Some have followed in their parents’ footsteps and joke about how their parents only want them to be doctors or engineers. Others, enjoying financial stability from affluent parents, have struck out in new directions like acting or even, heaven forbid, politics. But they’re very conscious of their different identity, the book underlines. “They were born in towns across the US and had navigated school lives beginning with their Indian names being mispronounced or hearing jibes about curry smells.” But unlike their parents, says the book, they studied American history and the constitution. “They were born American but had lived complex, hyphenated lives”.
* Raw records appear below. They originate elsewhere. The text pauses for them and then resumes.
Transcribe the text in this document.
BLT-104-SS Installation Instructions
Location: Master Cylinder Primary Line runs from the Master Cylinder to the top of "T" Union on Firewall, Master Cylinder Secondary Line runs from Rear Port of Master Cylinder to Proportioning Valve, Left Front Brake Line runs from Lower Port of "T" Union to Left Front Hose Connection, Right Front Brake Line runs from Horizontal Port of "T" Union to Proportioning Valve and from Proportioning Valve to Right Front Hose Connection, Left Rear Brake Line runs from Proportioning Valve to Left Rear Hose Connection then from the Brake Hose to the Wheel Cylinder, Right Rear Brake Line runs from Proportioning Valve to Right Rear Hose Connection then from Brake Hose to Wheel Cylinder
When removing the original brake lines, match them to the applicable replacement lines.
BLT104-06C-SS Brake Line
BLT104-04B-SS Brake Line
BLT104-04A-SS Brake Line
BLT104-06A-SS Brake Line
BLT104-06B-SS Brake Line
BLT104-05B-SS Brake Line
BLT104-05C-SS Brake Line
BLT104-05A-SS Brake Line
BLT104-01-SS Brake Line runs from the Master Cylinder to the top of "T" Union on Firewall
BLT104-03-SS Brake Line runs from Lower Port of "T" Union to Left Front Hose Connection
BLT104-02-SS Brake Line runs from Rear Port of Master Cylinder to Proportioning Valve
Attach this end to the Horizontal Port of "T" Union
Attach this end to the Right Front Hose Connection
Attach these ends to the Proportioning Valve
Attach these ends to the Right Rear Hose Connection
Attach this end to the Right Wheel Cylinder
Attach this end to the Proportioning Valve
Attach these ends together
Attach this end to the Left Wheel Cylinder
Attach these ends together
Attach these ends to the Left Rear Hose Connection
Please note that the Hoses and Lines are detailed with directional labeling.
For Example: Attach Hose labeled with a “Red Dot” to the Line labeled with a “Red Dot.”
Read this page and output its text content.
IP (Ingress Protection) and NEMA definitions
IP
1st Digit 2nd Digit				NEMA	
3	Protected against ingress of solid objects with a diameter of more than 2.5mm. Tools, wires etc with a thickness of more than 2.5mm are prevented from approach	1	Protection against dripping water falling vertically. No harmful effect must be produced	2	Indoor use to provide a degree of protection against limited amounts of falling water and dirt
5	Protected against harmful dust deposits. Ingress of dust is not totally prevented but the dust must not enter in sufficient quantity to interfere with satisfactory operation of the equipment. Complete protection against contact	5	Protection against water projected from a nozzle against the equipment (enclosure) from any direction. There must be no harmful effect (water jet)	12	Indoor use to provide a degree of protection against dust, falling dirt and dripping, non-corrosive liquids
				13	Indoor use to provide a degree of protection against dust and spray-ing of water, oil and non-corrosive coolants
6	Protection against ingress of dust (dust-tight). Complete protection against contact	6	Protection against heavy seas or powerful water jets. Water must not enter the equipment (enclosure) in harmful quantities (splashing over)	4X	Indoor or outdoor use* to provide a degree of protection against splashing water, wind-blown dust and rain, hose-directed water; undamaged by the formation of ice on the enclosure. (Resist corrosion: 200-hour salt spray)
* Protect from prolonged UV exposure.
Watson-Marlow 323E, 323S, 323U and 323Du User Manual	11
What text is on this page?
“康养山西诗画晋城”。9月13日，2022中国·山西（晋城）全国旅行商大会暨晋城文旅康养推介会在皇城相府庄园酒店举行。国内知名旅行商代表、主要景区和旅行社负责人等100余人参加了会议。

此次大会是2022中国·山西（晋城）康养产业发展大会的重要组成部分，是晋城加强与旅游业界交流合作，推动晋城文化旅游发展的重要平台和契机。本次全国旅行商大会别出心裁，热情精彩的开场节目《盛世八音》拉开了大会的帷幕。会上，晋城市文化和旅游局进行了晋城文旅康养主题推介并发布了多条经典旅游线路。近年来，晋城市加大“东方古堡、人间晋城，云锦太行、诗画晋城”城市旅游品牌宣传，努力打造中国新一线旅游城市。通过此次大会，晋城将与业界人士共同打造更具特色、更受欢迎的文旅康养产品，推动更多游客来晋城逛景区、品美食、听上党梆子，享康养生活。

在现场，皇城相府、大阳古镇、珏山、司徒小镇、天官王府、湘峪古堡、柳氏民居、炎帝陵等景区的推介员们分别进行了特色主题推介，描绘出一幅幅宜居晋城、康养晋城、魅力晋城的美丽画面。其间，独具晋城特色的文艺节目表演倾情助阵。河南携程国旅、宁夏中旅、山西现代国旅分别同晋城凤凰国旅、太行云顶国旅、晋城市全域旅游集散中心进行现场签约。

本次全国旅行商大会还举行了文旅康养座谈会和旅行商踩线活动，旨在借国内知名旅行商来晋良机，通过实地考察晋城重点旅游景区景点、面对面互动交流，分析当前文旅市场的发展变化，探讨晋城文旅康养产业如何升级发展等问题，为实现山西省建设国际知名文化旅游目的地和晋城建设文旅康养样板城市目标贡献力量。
Think Mindy Kaling (born Vera Mindy Chokalingam) who after school spent afternoons at her mother’s practice where “she would be cordoned off in a room where patients’ blood was drawn. She’d amuse herself by writing single-page plays.” She rose in the entertainment world by getting a job as a writer on the hit series The Office and devised an Indian American character that she ended up playing herself. Later she created a hit series Never Have I Ever based on growing up as an Indian American. Then, there’s director-writer M Night Shyamalan who produced blockbuster movies like The Sixth Sense and very recently Old which has already made $65 million.

Another of the book’s overriding themes is how influential Indians have become at every government level while still comprising just 1.2 percent of the population. Aside from the politicians, there are the civil servants. Nisha Biswal headed the State Department’s India desk and Arun M Kumar headed America’s trade and global investment efforts under President Barack Obama. The Indian Americans kept ascending under President Trump. But Under Joe Biden, a veritable flood of Indians has headed to top jobs in Washington. As founder-editor of India Abroad News Service, the book’s editor Tarun Basu had a ringside view of Indian Americans’ rising power and influence. Contributing to this anthology is his ex-colleague Aziz Haniffa, India Abroad’s managing editor, who revisits an interview he did with Kamala Harris in 2009. From the Indian side, there are former ambassadors to Washington like Arun Singh and TP Sreenivasan and also Shashi Tharoor who spent most of his career at the UN.

MR Rangaswami had a close-up view of Silicon Valley’s beginnings and its explosive global-scale growth. Bijal Patel tells of how three generations of Gujarati businessmen, beginning with his grandfather, built a hotel empire and how Asians now own half of US hotel rooms. On a different note, Laxmi Parthasarathy discusses in this age of instant, anywhere communication, how actress Richa Moorjani went to Bollywood to build a movie career before returning to the US where she made it in Never Have I Ever. Moorjani may sum up the story of Indian Americans: they’re truly American but they don’t shake off the sub-continent entirely.